The astringent and sedative influence of bismuth on the intestines constitutes it a valuable remedy for diarrhoea in delicate persons, such as children, phthisical subjects, and those who have been exhausted by other causes. In lienteric diarrhoea, probably referable to duodenal catarrh, it is sometimes invaluable. But in the intestines, as in the stomach, the addition of opium, in however small quantity almost, greatly assists its action, and in persistent cases of diarrhoea is absolutely necessary. The same combination with Dover's powder gives excellent results. Bismuth subnitrate is partly converted into the sulphide in the bowel, which imparts a characteristic leaden-grey colour to the faeces.
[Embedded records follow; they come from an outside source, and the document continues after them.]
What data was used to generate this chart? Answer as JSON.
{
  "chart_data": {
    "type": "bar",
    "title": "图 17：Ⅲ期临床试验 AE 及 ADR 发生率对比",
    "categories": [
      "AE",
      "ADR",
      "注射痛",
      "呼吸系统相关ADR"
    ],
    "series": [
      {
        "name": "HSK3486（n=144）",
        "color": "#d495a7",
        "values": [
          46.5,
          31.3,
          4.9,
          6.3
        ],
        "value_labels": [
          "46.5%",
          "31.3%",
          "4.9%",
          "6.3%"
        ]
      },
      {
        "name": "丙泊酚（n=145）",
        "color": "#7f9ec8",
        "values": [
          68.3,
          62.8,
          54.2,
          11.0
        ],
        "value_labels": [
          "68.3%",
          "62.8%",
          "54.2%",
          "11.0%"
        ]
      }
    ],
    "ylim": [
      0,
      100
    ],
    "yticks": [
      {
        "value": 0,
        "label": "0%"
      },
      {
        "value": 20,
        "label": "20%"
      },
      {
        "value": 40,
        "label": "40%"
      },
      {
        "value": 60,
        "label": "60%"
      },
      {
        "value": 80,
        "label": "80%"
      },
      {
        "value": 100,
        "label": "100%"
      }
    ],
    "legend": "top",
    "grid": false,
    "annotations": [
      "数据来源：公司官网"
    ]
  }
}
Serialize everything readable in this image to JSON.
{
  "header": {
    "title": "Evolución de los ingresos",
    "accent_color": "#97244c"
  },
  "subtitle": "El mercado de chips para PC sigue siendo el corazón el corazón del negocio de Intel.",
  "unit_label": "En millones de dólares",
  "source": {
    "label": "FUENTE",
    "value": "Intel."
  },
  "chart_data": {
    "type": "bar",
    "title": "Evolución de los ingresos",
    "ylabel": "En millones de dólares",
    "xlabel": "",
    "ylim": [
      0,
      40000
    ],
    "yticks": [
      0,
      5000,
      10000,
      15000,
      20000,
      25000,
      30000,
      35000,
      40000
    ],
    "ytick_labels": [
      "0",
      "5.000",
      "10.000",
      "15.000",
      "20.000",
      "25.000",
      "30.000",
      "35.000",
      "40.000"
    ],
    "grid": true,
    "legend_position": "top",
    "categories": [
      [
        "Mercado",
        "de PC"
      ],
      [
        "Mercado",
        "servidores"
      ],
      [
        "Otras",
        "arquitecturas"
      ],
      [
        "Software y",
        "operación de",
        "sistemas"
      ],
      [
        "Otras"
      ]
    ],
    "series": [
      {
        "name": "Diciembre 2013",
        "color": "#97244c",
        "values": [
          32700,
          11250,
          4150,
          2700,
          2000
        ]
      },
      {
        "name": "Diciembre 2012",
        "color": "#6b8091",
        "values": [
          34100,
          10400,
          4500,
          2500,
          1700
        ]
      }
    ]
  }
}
Neither the insoluble nor the soluble (but weak) preparations of bismuth enter the blood in any quantity. Still, the metal has been detected, both here and in the tissues.
Bismuth finds its way, but very slowly, through all the organs and tissues; but no specific effect can be traced to its presence, even when it is given in doses of several drachms. The so-called effects of bismuth, of the older authorities, were certainly caused by arsenic combined with it as an impurity.
Bismuth has been found in the urine, and it is said, in the milk. No use is made of its remote influence, if any such exist.